Page 26 of Twisted Obsession

‘I can see it from both sides,’ Dante admitted.

‘You can?’ I was thrilled. At least one of the men in my life appeared to have a more modern outlook. ‘I’m also due back in Bologna at the end of this week to work with my music professor. I haven’t even broached that subject yet.’

‘One day, I’d like to hear you play.’

‘I’d like that too.’ My heartrate began to quicken, and my skin felt flushed as I remembered his touch.

The sound of running water found me.

‘Giovanna, I’m going to put you on speaker. No one will hear you. I’m in need of a shower. Is that alright?’

‘Hmmm… okay.’ Suddenly my mouth felt dry as my imagination ran riot. I’d felt the firmness of his arms and chest under the button down he’d been wearing the previous day—was it really only the day before? And I could only imagine how good the man looked undressed with water running off him.

I had no idea why, but the thought of even talking to him while he shed his clothes and stepped under the shower spray, made my body ache in places I knew I’d never felt before.

I jumped, as what I could only assume was the metal from his belt connected with the tiled floor beneath his feet and I lifted my spare hand to hold onto the footboard at the bottom of my bed to steady myself.

‘So, tell me about your day?’ he questioned, between splashing water on his face and rubbing vigorously.

With careful precision I took him through my day. Also, I let him know that my papa had finally found his way home and was now sleeping off the alcohol that he appeared to need constantly these days to dull the edges of his life. All in all, I tried as hard as I could to sound as nonchalant as possible. All the while listening for any sounds that would give me a clue as to just where his hands were touching and washing at any given minute, and trying hard to forget just how good he had smelt yesterday.

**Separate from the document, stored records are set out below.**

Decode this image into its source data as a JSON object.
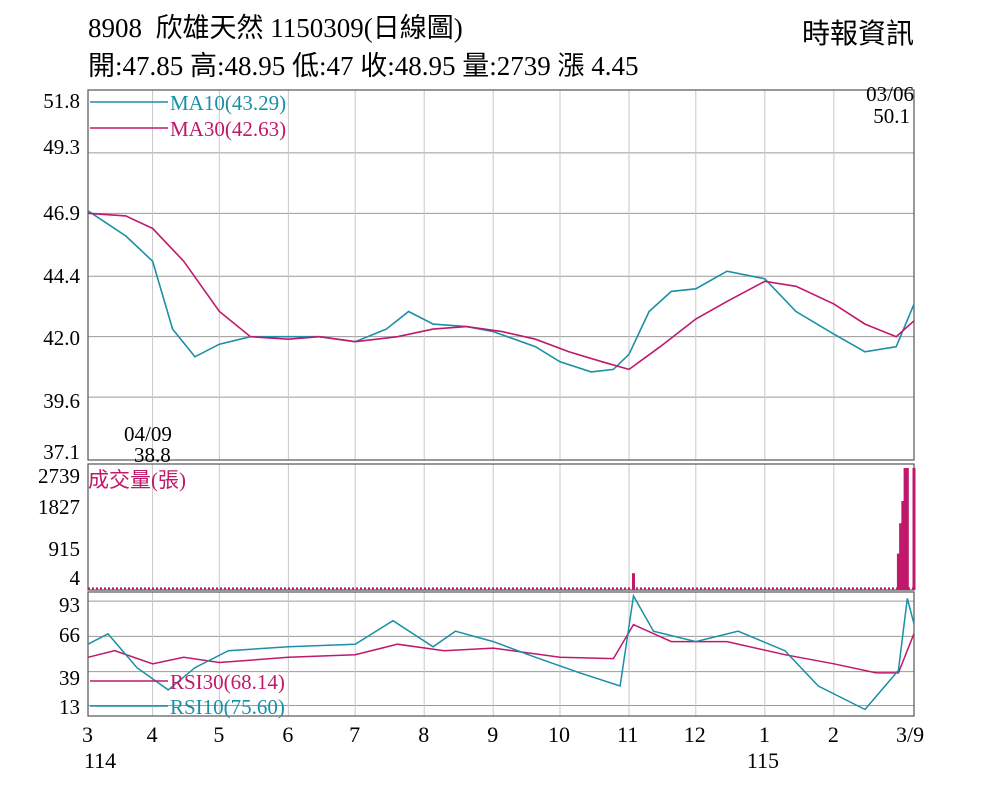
{
  "header": {
    "title": "8908  欣雄天然 1150309(日線圖)",
    "summary": "開:47.85 高:48.95 低:47 收:48.95 量:2739 漲 4.45",
    "source": "時報資訊"
  },
  "colors": {
    "up": "#e8001e",
    "down": "#000000",
    "ma10": "#1b8fa6",
    "ma30": "#c0186a",
    "volume": "#c0186a",
    "rsi10": "#1b8fa6",
    "rsi30": "#c0186a",
    "grid": "#9a9a9a"
  },
  "chart_data": [
    {
      "type": "line",
      "panel": "price",
      "ylim": [
        37.1,
        51.8
      ],
      "y_ticks": [
        "51.8",
        "49.3",
        "46.9",
        "44.4",
        "42.0",
        "39.6",
        "37.1"
      ],
      "legend": [
        {
          "label": "MA10(43.29)"
        },
        {
          "label": "MA30(42.63)"
        }
      ],
      "annotations": {
        "high": {
          "date": "03/06",
          "value": "50.1"
        },
        "low": {
          "date": "04/09",
          "value": "38.8"
        }
      },
      "series": [
        {
          "name": "MA10(43.29)",
          "x": [
            "2025-03-03",
            "2025-03-20",
            "2025-04-01",
            "2025-04-10",
            "2025-04-20",
            "2025-05-01",
            "2025-05-15",
            "2025-06-01",
            "2025-06-15",
            "2025-07-01",
            "2025-07-15",
            "2025-07-25",
            "2025-08-05",
            "2025-08-20",
            "2025-09-01",
            "2025-09-20",
            "2025-10-01",
            "2025-10-15",
            "2025-10-25",
            "2025-11-01",
            "2025-11-10",
            "2025-11-20",
            "2025-12-01",
            "2025-12-15",
            "2026-01-01",
            "2026-01-15",
            "2026-02-01",
            "2026-02-15",
            "2026-03-01",
            "2026-03-09"
          ],
          "values": [
            47.0,
            46.0,
            45.0,
            42.3,
            41.2,
            41.7,
            42.0,
            42.0,
            42.0,
            41.8,
            42.3,
            43.0,
            42.5,
            42.4,
            42.2,
            41.6,
            41.0,
            40.6,
            40.7,
            41.3,
            43.0,
            43.8,
            43.9,
            44.6,
            44.3,
            43.0,
            42.1,
            41.4,
            41.6,
            43.29
          ]
        },
        {
          "name": "MA30(42.63)",
          "x": [
            "2025-03-03",
            "2025-03-20",
            "2025-04-01",
            "2025-04-15",
            "2025-05-01",
            "2025-05-15",
            "2025-06-01",
            "2025-06-15",
            "2025-07-01",
            "2025-07-20",
            "2025-08-05",
            "2025-08-20",
            "2025-09-05",
            "2025-09-20",
            "2025-10-05",
            "2025-10-20",
            "2025-11-01",
            "2025-11-15",
            "2025-12-01",
            "2025-12-15",
            "2026-01-01",
            "2026-01-15",
            "2026-02-01",
            "2026-02-15",
            "2026-03-01",
            "2026-03-09"
          ],
          "values": [
            46.9,
            46.8,
            46.3,
            45.0,
            43.0,
            42.0,
            41.9,
            42.0,
            41.8,
            42.0,
            42.3,
            42.4,
            42.2,
            41.9,
            41.4,
            41.0,
            40.7,
            41.6,
            42.7,
            43.4,
            44.2,
            44.0,
            43.3,
            42.5,
            42.0,
            42.63
          ]
        }
      ]
    },
    {
      "type": "bar",
      "panel": "volume",
      "title": "成交量(張)",
      "y_ticks": [
        "2739",
        "1827",
        "915",
        "4"
      ],
      "ylim": [
        4,
        2739
      ],
      "series": [
        {
          "name": "成交量(張)",
          "x": [
            "2025-11-03",
            "2026-03-02",
            "2026-03-03",
            "2026-03-04",
            "2026-03-05",
            "2026-03-06",
            "2026-03-09"
          ],
          "values": [
            380,
            820,
            1500,
            2000,
            2739,
            2739,
            2739
          ]
        }
      ],
      "baseline_value": 40
    },
    {
      "type": "line",
      "panel": "rsi",
      "y_ticks": [
        "93",
        "66",
        "39",
        "13"
      ],
      "ylim": [
        5,
        100
      ],
      "legend": [
        {
          "label": "RSI30(68.14)"
        },
        {
          "label": "RSI10(75.60)"
        }
      ],
      "series": [
        {
          "name": "RSI30(68.14)",
          "x": [
            "2025-03-03",
            "2025-03-15",
            "2025-04-01",
            "2025-04-15",
            "2025-05-01",
            "2025-06-01",
            "2025-07-01",
            "2025-07-20",
            "2025-08-10",
            "2025-09-01",
            "2025-10-01",
            "2025-10-25",
            "2025-11-03",
            "2025-11-20",
            "2025-12-15",
            "2026-01-10",
            "2026-02-01",
            "2026-02-20",
            "2026-03-02",
            "2026-03-09"
          ],
          "values": [
            50,
            55,
            45,
            50,
            46,
            50,
            52,
            60,
            55,
            57,
            50,
            49,
            75,
            62,
            62,
            52,
            45,
            38,
            38,
            68.14
          ]
        },
        {
          "name": "RSI10(75.60)",
          "x": [
            "2025-03-03",
            "2025-03-12",
            "2025-03-25",
            "2025-04-08",
            "2025-04-20",
            "2025-05-05",
            "2025-06-01",
            "2025-07-01",
            "2025-07-18",
            "2025-08-05",
            "2025-08-15",
            "2025-09-01",
            "2025-09-20",
            "2025-10-10",
            "2025-10-28",
            "2025-11-03",
            "2025-11-12",
            "2025-12-01",
            "2025-12-20",
            "2026-01-10",
            "2026-01-25",
            "2026-02-15",
            "2026-03-02",
            "2026-03-06",
            "2026-03-09"
          ],
          "values": [
            60,
            68,
            42,
            25,
            42,
            55,
            58,
            60,
            78,
            58,
            70,
            62,
            50,
            38,
            28,
            97,
            70,
            62,
            70,
            55,
            28,
            10,
            40,
            95,
            75.6
          ]
        }
      ]
    }
  ],
  "x_axis": {
    "ticks": [
      {
        "label": "3",
        "date": "2025-03-03"
      },
      {
        "label": "4",
        "date": "2025-04-01"
      },
      {
        "label": "5",
        "date": "2025-05-01"
      },
      {
        "label": "6",
        "date": "2025-06-01"
      },
      {
        "label": "7",
        "date": "2025-07-01"
      },
      {
        "label": "8",
        "date": "2025-08-01"
      },
      {
        "label": "9",
        "date": "2025-09-01"
      },
      {
        "label": "10",
        "date": "2025-10-01"
      },
      {
        "label": "11",
        "date": "2025-11-01"
      },
      {
        "label": "12",
        "date": "2025-12-01"
      },
      {
        "label": "1",
        "date": "2026-01-01"
      },
      {
        "label": "2",
        "date": "2026-02-01"
      },
      {
        "label": "3/9",
        "date": "2026-03-09"
      }
    ],
    "year_labels": [
      {
        "label": "114",
        "date": "2025-03-03"
      },
      {
        "label": "115",
        "date": "2026-01-01"
      }
    ]
  }
}
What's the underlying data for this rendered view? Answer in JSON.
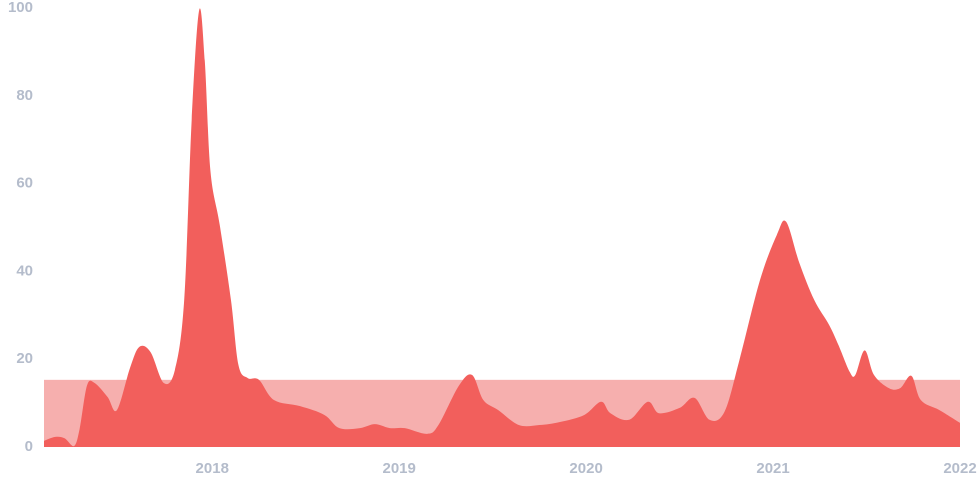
{
  "chart_data": {
    "type": "area",
    "x": [
      2017.1,
      2017.16,
      2017.21,
      2017.26,
      2017.29,
      2017.33,
      2017.37,
      2017.44,
      2017.49,
      2017.56,
      2017.61,
      2017.67,
      2017.74,
      2017.8,
      2017.85,
      2017.89,
      2017.93,
      2017.96,
      2017.99,
      2018.04,
      2018.1,
      2018.14,
      2018.19,
      2018.25,
      2018.33,
      2018.47,
      2018.6,
      2018.68,
      2018.79,
      2018.87,
      2018.95,
      2019.03,
      2019.15,
      2019.21,
      2019.32,
      2019.39,
      2019.45,
      2019.53,
      2019.64,
      2019.75,
      2019.86,
      2019.99,
      2020.08,
      2020.13,
      2020.23,
      2020.33,
      2020.39,
      2020.5,
      2020.58,
      2020.66,
      2020.74,
      2020.82,
      2020.93,
      2021.02,
      2021.07,
      2021.14,
      2021.22,
      2021.3,
      2021.35,
      2021.41,
      2021.44,
      2021.49,
      2021.54,
      2021.62,
      2021.68,
      2021.74,
      2021.79,
      2021.89,
      2022.0
    ],
    "values": [
      1.4,
      2.3,
      2,
      0.2,
      4,
      14,
      14.6,
      11.4,
      8.4,
      18,
      22.8,
      21.6,
      14.6,
      17.5,
      33.5,
      74.5,
      99.5,
      88,
      63,
      50.6,
      33.5,
      18.7,
      15.7,
      15.3,
      10.7,
      9.3,
      7.3,
      4.3,
      4.3,
      5.2,
      4.3,
      4.3,
      3,
      5,
      14,
      16.4,
      10.7,
      8.4,
      5,
      5,
      5.7,
      7.3,
      10.3,
      7.7,
      6.2,
      10.3,
      7.7,
      8.9,
      11.2,
      6.2,
      8,
      19.8,
      38,
      48.3,
      51.3,
      42,
      33.5,
      27.8,
      23.2,
      17.1,
      16.4,
      22,
      16.4,
      13.4,
      13.4,
      16.2,
      10.7,
      8.4,
      5.5
    ],
    "color": "#f25f5c",
    "reference_band": {
      "value": 15.3,
      "color": "#f6afae"
    },
    "xlim": [
      2017.1,
      2022
    ],
    "xticks": [
      2018,
      2019,
      2020,
      2021,
      2022
    ],
    "ylim": [
      0,
      100
    ],
    "yticks": [
      0,
      20,
      40,
      60,
      80,
      100
    ]
  }
}
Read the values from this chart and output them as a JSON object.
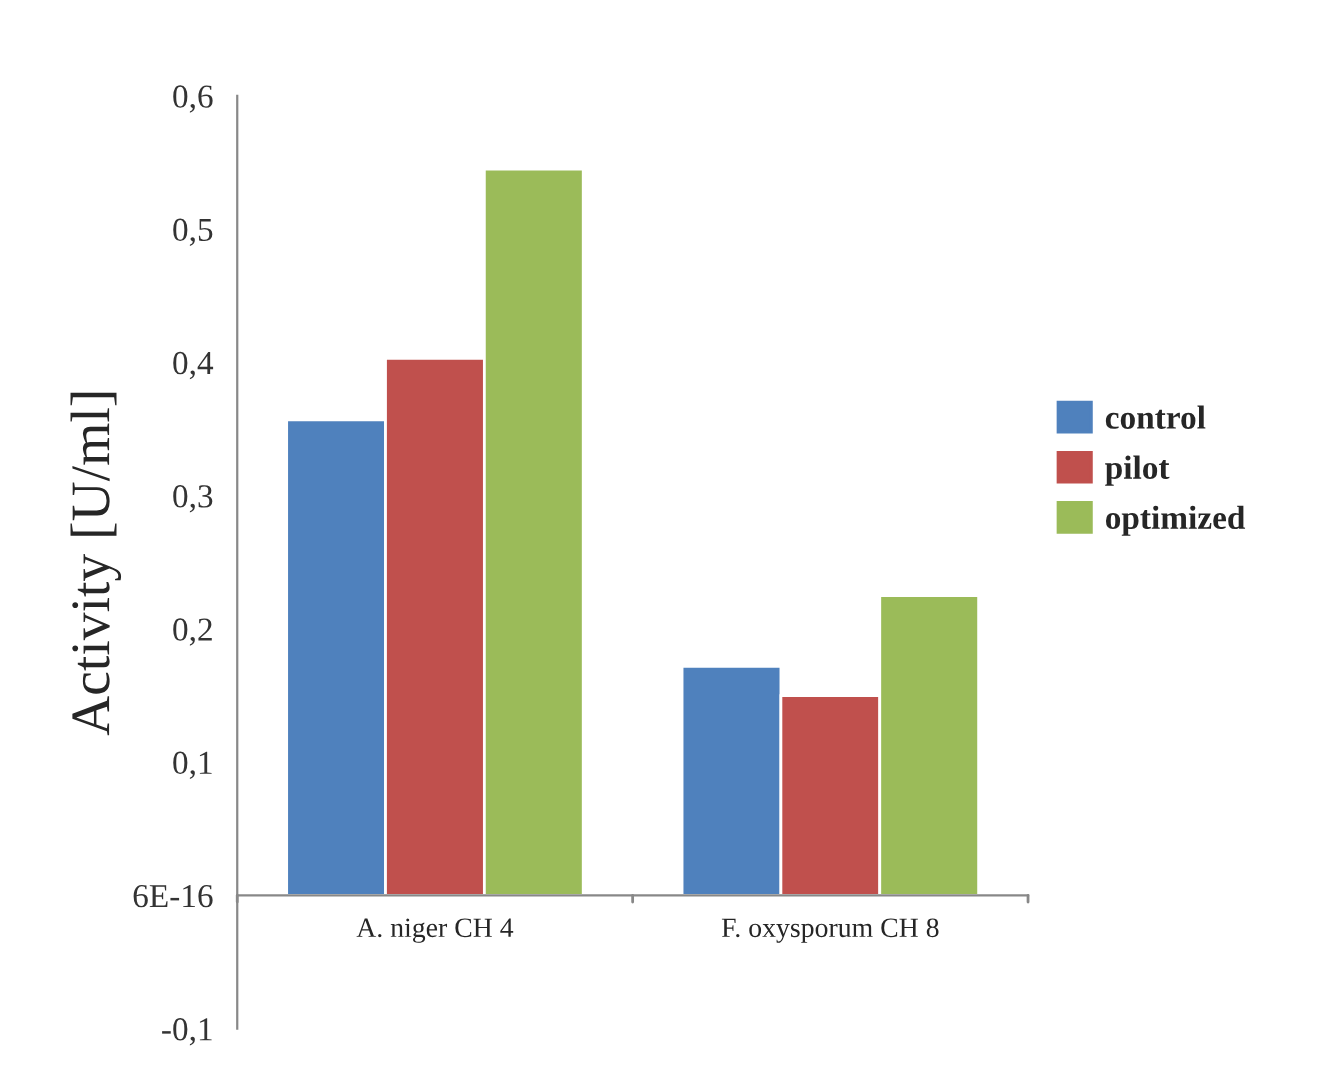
{
  "chart_data": {
    "type": "bar",
    "ylabel": "Activity [U/ml]",
    "categories": [
      "A. niger CH 4",
      "F. oxysporum CH 8"
    ],
    "series": [
      {
        "name": "control",
        "color": "#4f81bd",
        "values": [
          0.357,
          0.172
        ]
      },
      {
        "name": "pilot",
        "color": "#c0504d",
        "values": [
          0.403,
          0.15
        ]
      },
      {
        "name": "optimized",
        "color": "#9bbb59",
        "values": [
          0.545,
          0.225
        ]
      }
    ],
    "ylim": [
      -0.1,
      0.6
    ],
    "yticks": [
      {
        "value": -0.1,
        "label": "-0,1"
      },
      {
        "value": 0,
        "label": "6E-16"
      },
      {
        "value": 0.1,
        "label": "0,1"
      },
      {
        "value": 0.2,
        "label": "0,2"
      },
      {
        "value": 0.3,
        "label": "0,3"
      },
      {
        "value": 0.4,
        "label": "0,4"
      },
      {
        "value": 0.5,
        "label": "0,5"
      },
      {
        "value": 0.6,
        "label": "0,6"
      }
    ],
    "legend": "right",
    "grid": false
  }
}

‘I practised my piece.’ I nodded animatedly, knowing he couldn’t see me but wanting my words to sound as though I felt perfectly normal.

‘That’s good. Did it go well?’

I proceeded to expand enthusiastically, while I tried to ignore that each of my senses weren’t trained on his every movement and the noises he seemed to be absentmindedly making.

Glancing at myself again, I grimaced a little back at my reflection.

Little did Dante know, but after I’d eaten a little fruit for breakfast on the large patio outside the expansive saloon, gleaning as much information as I could about Nonno from Jeanine and listening as fleetingly as possible about my mama’s woes, I’d come in and chosen an outfit especially for him. Even though I knew he wouldn’t see me wearing it. Cream capri pants, a camel coloured, sleeveless silk vest and a pair of strappy sandals. My outfit fitted my figure to perfection and gave me an air of confidence. I’d given next to no thought to the fact I was dressing for a man who I hadn’t a clue when I’d next see, if ever again.

‘Stupid,’ I whispered to myself as I caught sight of my reflection again in the open French door leading from my room. Dante wasn’t going to see it. What the hell had I been thinking? I’d even added a final flourish, by tying a colourful scarf around my hair as an Alice band, so it fell in long waves down my back. I could still picture the way Dante had looked at my hair at the party we’d attended and had seen how his hand had lifted once or twice as if he was desperate to feel a strand between his fingers.

‘Sorry?’ he questioned, and as I realised that the water had stopped my head was full of visuals of Dante drying himself off with a towel, which had stolen away any chance I might have had to think straight.

‘Nothing, I just lost an earring and can’t see it,’ I lied. ‘Are you going back out again to search?’ I blinked a couple of times to clear my head.

‘I will be. But first my mum is feeding me pasta and meatballs, and then I’m going to church.’

‘You are?’ I tried to hide the surprise in my tone.

‘Don’t sound so surprised.’ He laughed, and I felt his laughter travel through me.

‘Sorry… I just didn’t think…’

‘I get it. I spend most of my time in London, and you’re right I only go to church when my parents visit. But given the situation and the fact Mia does go to church often, I want to go today.’

‘I can understand that. I think I’d like to go too.’

‘Meet me there.’

A flutter of excitement travelled through me. Surely, Salvatore wouldn’t refuse me a visit to church.

‘I want to see you, amore mio. I want to hold and comfort you. To be the one who washes away the unshed tears from your eyes. But most of all I want to kiss you again.’

‘In church?’ I cursed the minute the question left my mouth. It had not so subtle hysteria and shock wrapped around its tone.

‘In church,’ he countered, sounding amused.